16. How long do you think this period of physical distancing will last?
I honestly don’t know. I imagine some of it might be relaxed during the summer (partially because of the trajectory of how things are going and partially because I think it will be hard for a lot of people to keep this going for that long) but I think that the large-gathering parts could be in place a lot longer than that, even longer than I care to think about. It’s really hard to speculate though.
17. Name a Hamilton-based artist who inspires you (and why).

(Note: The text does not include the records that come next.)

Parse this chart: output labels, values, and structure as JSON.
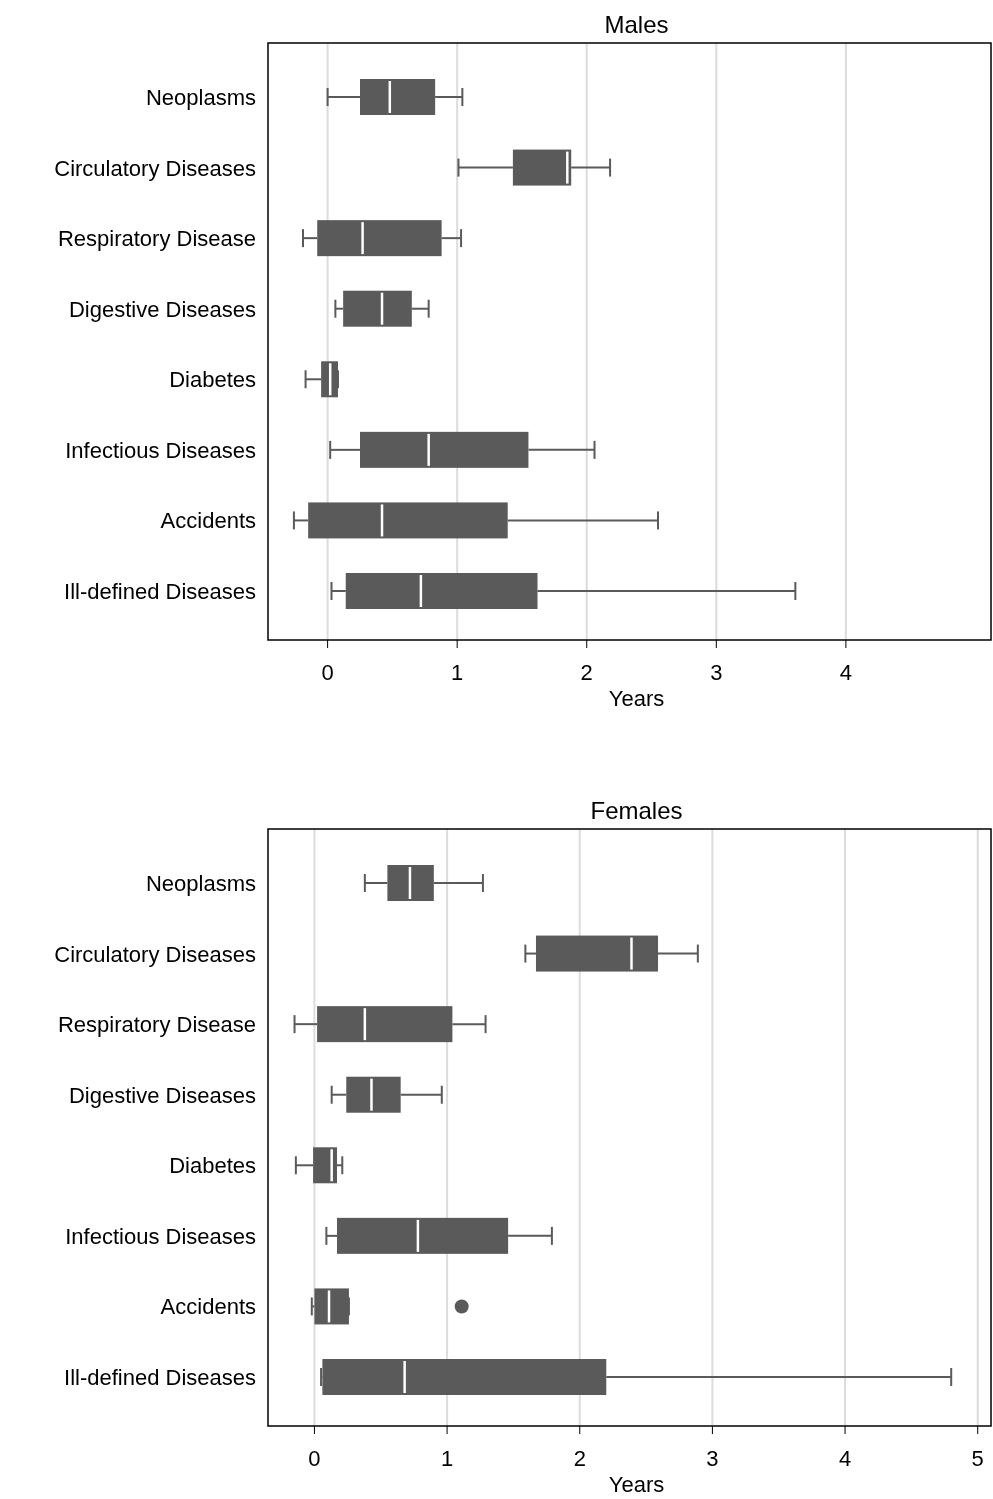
{
  "chart_data": [
    {
      "type": "box",
      "title": "Males",
      "xlabel": "Years",
      "orientation": "horizontal",
      "grid": "x",
      "categories": [
        "Neoplasms",
        "Circulatory Diseases",
        "Respiratory Disease",
        "Digestive Diseases",
        "Diabetes",
        "Infectious Diseases",
        "Accidents",
        "Ill-defined Diseases"
      ],
      "xlim": [
        -0.46,
        5.12
      ],
      "xticks": [
        0,
        1,
        2,
        3,
        4
      ],
      "series": [
        {
          "color": "#5a5a5a",
          "boxes": [
            {
              "low": 0.0,
              "q1": 0.25,
              "median": 0.48,
              "q3": 0.83,
              "high": 1.04
            },
            {
              "low": 1.01,
              "q1": 1.43,
              "median": 1.85,
              "q3": 1.88,
              "high": 2.18
            },
            {
              "low": -0.19,
              "q1": -0.08,
              "median": 0.27,
              "q3": 0.88,
              "high": 1.03
            },
            {
              "low": 0.06,
              "q1": 0.12,
              "median": 0.42,
              "q3": 0.65,
              "high": 0.78
            },
            {
              "low": -0.17,
              "q1": -0.05,
              "median": 0.02,
              "q3": 0.08,
              "high": 0.08
            },
            {
              "low": 0.02,
              "q1": 0.25,
              "median": 0.78,
              "q3": 1.55,
              "high": 2.06
            },
            {
              "low": -0.26,
              "q1": -0.15,
              "median": 0.42,
              "q3": 1.39,
              "high": 2.55
            },
            {
              "low": 0.03,
              "q1": 0.14,
              "median": 0.72,
              "q3": 1.62,
              "high": 3.61
            }
          ]
        }
      ]
    },
    {
      "type": "box",
      "title": "Females",
      "xlabel": "Years",
      "orientation": "horizontal",
      "grid": "x",
      "categories": [
        "Neoplasms",
        "Circulatory Diseases",
        "Respiratory Disease",
        "Digestive Diseases",
        "Diabetes",
        "Infectious Diseases",
        "Accidents",
        "Ill-defined Diseases"
      ],
      "xlim": [
        -0.35,
        5.1
      ],
      "xticks": [
        0,
        1,
        2,
        3,
        4,
        5
      ],
      "series": [
        {
          "color": "#5a5a5a",
          "boxes": [
            {
              "low": 0.38,
              "q1": 0.55,
              "median": 0.72,
              "q3": 0.9,
              "high": 1.27
            },
            {
              "low": 1.59,
              "q1": 1.67,
              "median": 2.39,
              "q3": 2.59,
              "high": 2.89
            },
            {
              "low": -0.15,
              "q1": 0.02,
              "median": 0.38,
              "q3": 1.04,
              "high": 1.29
            },
            {
              "low": 0.13,
              "q1": 0.24,
              "median": 0.43,
              "q3": 0.65,
              "high": 0.96
            },
            {
              "low": -0.14,
              "q1": -0.01,
              "median": 0.13,
              "q3": 0.17,
              "high": 0.21
            },
            {
              "low": 0.09,
              "q1": 0.17,
              "median": 0.78,
              "q3": 1.46,
              "high": 1.79
            },
            {
              "low": -0.02,
              "q1": 0.0,
              "median": 0.11,
              "q3": 0.26,
              "high": 0.26,
              "outliers": [
                1.11
              ]
            },
            {
              "low": 0.05,
              "q1": 0.06,
              "median": 0.68,
              "q3": 2.2,
              "high": 4.8
            }
          ]
        }
      ]
    }
  ]
}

I’m not sure I could name just one. I think anyone who is getting out there (virtually) is inspiring. I see so many people performing music, or reading plays, or showing off artwork; and there are so many people appreciating it too. It’s a great reminder to me that art never stops and that is so important and so inspiring right now.
18. What long-term changes do you think will be implemented as a result of physical distancing, if any?
I’m not sure. Part of me likes to think that we will learn as a whole what mistakes we shouldn’t make in the future and we will take what we’ve learned from this and improve society. The other part of me knows how history often repeats itself and how short the collective memory can be sometimes so I fear whatever changes get made won’t be strong enough.
19. What are you most looking forward to doing again once gathering restrictions are lifted?
I’m most looking forward to seeing my family in person, being able to run out to a store whenever I feel like it, and having new baseball games to watch. Also, I had tickets to see Hamilton: The Musical in Toronto before everything started getting cancelled. In an ideal world, I’d be looking forward to them remounting that and getting to see it, but I know that might not happen.
20. Do you think the pandemic will change the HamilTEN Festival? Why/how?
Next year’s HamilTEN Festival will have any of the artists that were supposed to be in this year’s festival, as long as they are available, so there will be a bit of a change to the typical submission process due to that. Otherwise, I think it will be generally the same, as long as public-gathering restrictions have been lifted.
21. Do you think the pandemic will change live theatre? Why/how?
I think that in the short term, theatre artists need to be creative in how they reach audiences since the primary way theatre is experienced is not available to us now. That will necessitate new ideas which may be incorporated into some theatrical events going forward. Theatre has always changed, grown, and adapted to the new technology of the day; so I can’t really say the pandemic will be responsible for that. I’m sure there will be brilliant theatre artists that will make some great things come out of this period, whether it’s new stories, methods, or even outreach. But other than audiences being a bit hesitant when the public-gathering ban is lifted, I don’t think things will fundamentally change. It’s hard to know for sure though.